2.3. Isolate identification

Isolates were identified using the universal fungal barcoding gene, the ribosomal internal transcribed spacer region (ITS), which includes ITS1, 5.8S, and ITS2 (Schoch et al. 2012). Primers used in this study were obtained from Integrated DNA Technologies (IDT, Coralville, IA, USA). PCR was conducted using primers ITS4 (5’-TCCTCCGCTTATTGATATGC-3’) and ITS5 (5’-GGAAGTAAAAGTCGTAACAAGG-3’) (White et al. 1990), following the protocol in Macias (2017).

PCR products were visualized via gel electrophoresis on a 1.5% w/v agarose (Amresco, Solon, OH, USA) gel with 0.5% Tris-Borate-EDTA buffer (Amresco, Solon, OH, USA). SYBR Gold (Invitrogen, Grand Island, NY, USA) was used as the nucleic acid stain, and bands were visualized on a UV transilluminator (Syngene, Frederick, MD, USA). PCR products were purified using ExoSAP-IT (Affymetrix, Santa Clara, CA). Products were Sanger sequenced with the same primers used for PCR (Eurofins, Huntsville, AL, USA). Resulting sequences were clipped using the “Clip ends” function in CodonCode Aligner v 5.1.5 and searched in the NCBI GenBank BLASTn database (Altschul et al. 1990) and best-match identifications recorded for each isolate.

2.4. Identification of new species

Fungal isolates were considered to represent a putative new species if three or more identical sequences were recovered with identical low percentage (threshold ≤ 95%) BLASTn matches. The large subunit of the ribosomal ITS region (LSU) was also sequenced using primers LR0R (5’-ACCCGCTGAACTTAGC-3’) and LR5 (5’-TCCTGAGGGAAACTTCG-3’) (Vilgalys and Hester 1990) for each putative new species. PCR conditions were as described in Macias (2017). PCR products were visualized, purified, and sequenced as above.

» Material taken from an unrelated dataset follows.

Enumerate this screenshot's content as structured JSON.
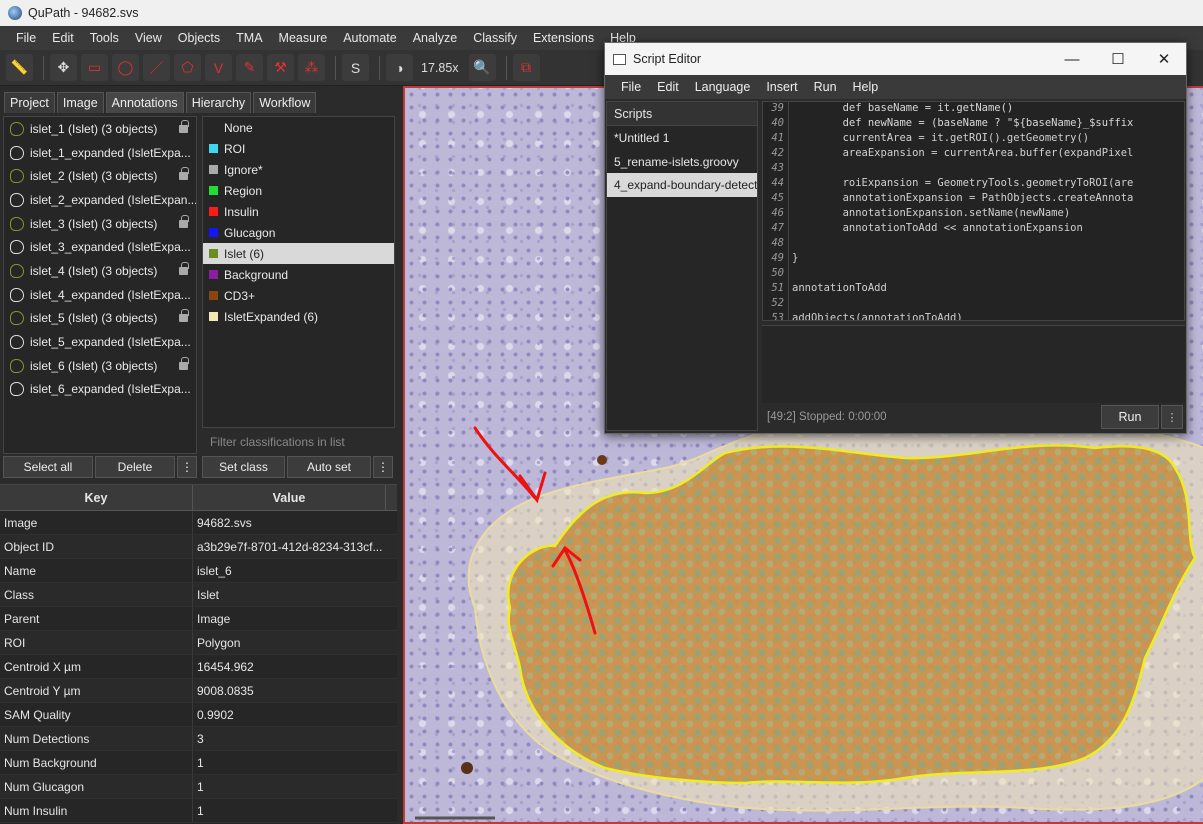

In the following analyses, the default parameters of each software package were used unless otherwise noted. Two putative new species were confirmed phylogenetically by constructing ITS+LSU concatenated phylogenetic trees for each new species and its known relatives based on a combination of BLAST matches and previously published literature. MEGA7 v. 7.0.16 (Kumar et al. 2016) was used to align sequences (CLUSTAL-W, Larkin et al. 2007), select a best-fit model for estimating phylogeny, and construct maximum likelihood (ML) and maximum parsimony (MP) trees for each putative new species. For ML and MP analyses, 1000 bootstrap replicates were used. The alignments used default parameters. Initial alignments were trimmed such that all positions with less than 95% site coverage were eliminated. For maximum likelihood analyses, the Tamura 3-parameter substitution model with a gamma distribution (T92+G) was used (Tamura 1992). Both maximum parsimony analyses used the subtree-pruning-regrafting algorithm (Nei and Kumar 2000). Bayesian (BI) trees were constructed using Mr. Bayes v. 3.2.5 (Ronquist et al. 2012). Three hot and one cold independent MCMC chains were run simultaneously for 1,000,000 generations, and the first 25% were discarded as a burn-in. The average standard deviation of split frequencies statistic was checked to ensure convergence between chains (Ronquist et al. 2012) and was <0.01. Final parameter values and a final consensus tree were generated used the MrBayes “sump” and “sumt” commands respectively. The ML tree was preferred and support for its relationships in the other analyses was determined. Reference sequences used in each phylogenetic analysis are listed in Supplemental Tables 2 and 3, respectively.

2.5. Community and diversity analyses

Community and diversity analyses were used to answer two questions: (1) Are the fungal communities of B. lecontii conserved across millipede clade, millipede sex, wood substrate, and/or ecoregion? (2) What genera comprise the core fungal community associated with B. lecontii?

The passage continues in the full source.